Parents are pulling pupils out of RE because they don’t want their children to visit mosques or learn about Islam, new study shows
- Right to withdraw stems from 75-year-old law to protect religious minorities
- 71% of headteachers and heads of RE said they think law is ‘no longer required’
- The research by Liverpool Hope University also found confusion over the law
Parents not wanting their children to learn about Islam or visit mosques make up the majority of requests to withdraw pupils from religious education classes, a study has found.
Two thirds of requests were focused on concerns over Islam, the survey of headteachers found, followed by 7 per cent for Hinduism and Buddhism, 6 per cent for Christianity, 3.6 per cent for Judaism and 16 per cent for other reasons.
Parents are allowed to withdraw children from RE classes – a right that stems from a 75-year-old law to protect the rights of conscience of religious minorities from being forced to receive Christian religious instruction.

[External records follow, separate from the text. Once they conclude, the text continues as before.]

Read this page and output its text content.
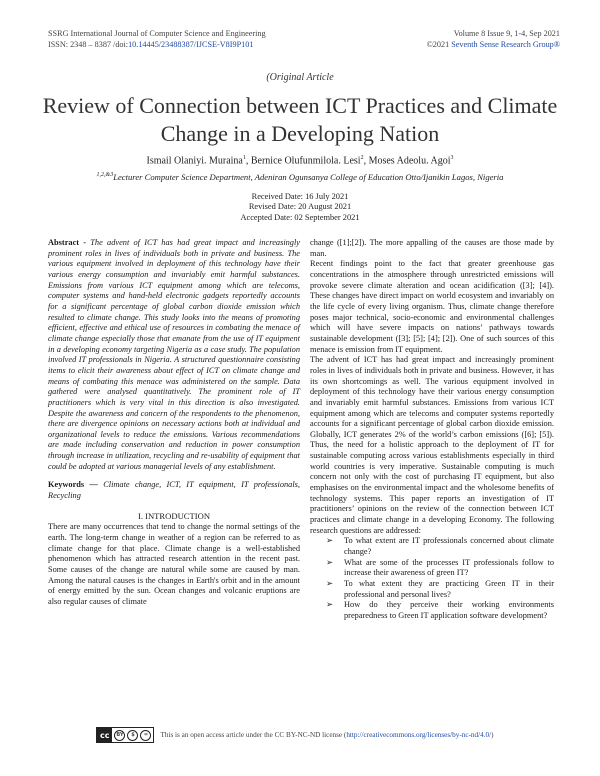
SSRG International Journal of Computer Science and Engineering
ISSN: 2348 – 8387 /doi:10.14445/23488387/IJCSE-V8I9P101
Volume 8 Issue 9, 1-4, Sep 2021
©2021 Seventh Sense Research Group®
(Original Article
Review of Connection between ICT Practices and Climate Change in a Developing Nation
Ismail Olaniyi. Muraina$^1$, Bernice Olufunmilola. Lesi$^2$, Moses Adeolu. Agoi$^3$
$^{1,2,\&3}$Lecturer Computer Science Department, Adeniran Ogunsanya College of Education Otto/Ijanikin Lagos, Nigeria
Received Date: 16 July 2021
Revised Date: 20 August 2021
Accepted Date: 02 September 2021

Abstract - The advent of ICT has had great impact and increasingly prominent roles in lives of individuals both in private and business. The various equipment involved in deployment of this technology have their various energy consumption and invariably emit harmful substances. Emissions from various ICT equipment among which are telecoms, computer systems and hand-held electronic gadgets reportedly accounts for a significant percentage of global carbon dioxide emission which resulted to climate change. This study looks into the means of promoting efficient, effective and ethical use of resources in combating the menace of climate change especially those that emanate from the use of IT equipment in a developing economy targeting Nigeria as a case study. The population involved IT professionals in Nigeria. A structured questionnaire consisting items to elicit their awareness about effect of ICT on climate change and means of combating this menace was administered on the sample. Data gathered were analysed quantitatively. The prominent role of IT practitioners which is very vital in this direction is also investigated. Despite the awareness and concern of the respondents to the phenomenon, there are divergence opinions on necessary actions both at individual and organizational levels to reduce the emissions. Various recommendations are made including conservation and reduction in power consumption through increase in utilization, recycling and re-usability of equipment that could be adopted at various managerial levels of any establishment.

Keywords — Climate change, ICT, IT equipment, IT professionals, Recycling

I. INTRODUCTION

There are many occurrences that tend to change the normal settings of the earth. The long-term change in weather of a region can be referred to as climate change for that place. Climate change is a well-established phenomenon which has attracted research attention in the recent past. Some causes of the change are natural while some are caused by man. Among the natural causes is the changes in Earth's orbit and in the amount of energy emitted by the sun. Ocean changes and volcanic eruptions are also regular causes of climate

change ([1];[2]). The more appalling of the causes are those made by man.

Recent findings point to the fact that greater greenhouse gas concentrations in the atmosphere through unrestricted emissions will provoke severe climate alteration and ocean acidification ([3]; [4]). These changes have direct impact on world ecosystem and invariably on the life cycle of every living organism. Thus, climate change therefore poses major technical, socio-economic and environmental challenges which will have severe impacts on nations’ pathways towards sustainable development ([3]; [5]; [4]; [2]). One of such sources of this menace is emission from IT equipment.

The advent of ICT has had great impact and increasingly prominent roles in lives of individuals both in private and business. However, it has its own shortcomings as well. The various equipment involved in deployment of this technology have their various energy consumption and invariably emit harmful substances. Emissions from various ICT equipment among which are telecoms and computer systems reportedly accounts for a significant percentage of global carbon dioxide emission. Globally, ICT generates 2% of the world’s carbon emissions ([6]; [5]). Thus, the need for a holistic approach to the deployment of IT for sustainable computing across various establishments especially in third world countries is very imperative. Sustainable computing is much concern not only with the cost of purchasing IT equipment, but also emphasises on the environmental impact and the wholesome benefits of technology systems. This paper reports an investigation of IT practitioners’ opinions on the review of the connection between ICT practices and climate change in a developing Economy. The following research questions are addressed:

➢ To what extent are IT professionals concerned about climate change?
➢ What are some of the processes IT professionals follow to increase their awareness of green IT?
➢ To what extent they are practicing Green IT in their professional and personal lives?
➢ How do they perceive their working environments preparedness to Green IT application software development?
cc	BY	$	=	This is an open access article under the CC BY-NC-ND license (http://creativecommons.org/licenses/by-nc-nd/4.0/)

Parents not wanting their children to learn about Islam or visit mosques make up the majority of requests to withdraw pupils from religious education classes, a study has found (file photo)
But 71 per cent of the 450 headteachers and heads of RE in the survey said they think the law is ‘no longer required’.
The research, carried out by Liverpool Hope University and published in the British Journal of Religious Education, also found confusion over the law, with 27 per cent of heads incorrectly believing that parents who withdraw their children from RE need to provide them with an alternative syllabus to follow.
Dr Lundie, the Director of the Centre for Education and Policy Analysis at Liverpool Hope University, said: ‘The current settlement, involving the parental right of withdrawal from RE but no other aspect of the curriculum on grounds of conscience, raises important questions about the wider contribution of RE to the life of the school.
‘RE is bound up with the fundamental British values of mutual respect and tolerance for those of different faiths, so that it is hard to see how a school could support such a right without impacting on this wider duty of the school to prepare children for life in modern Britain.’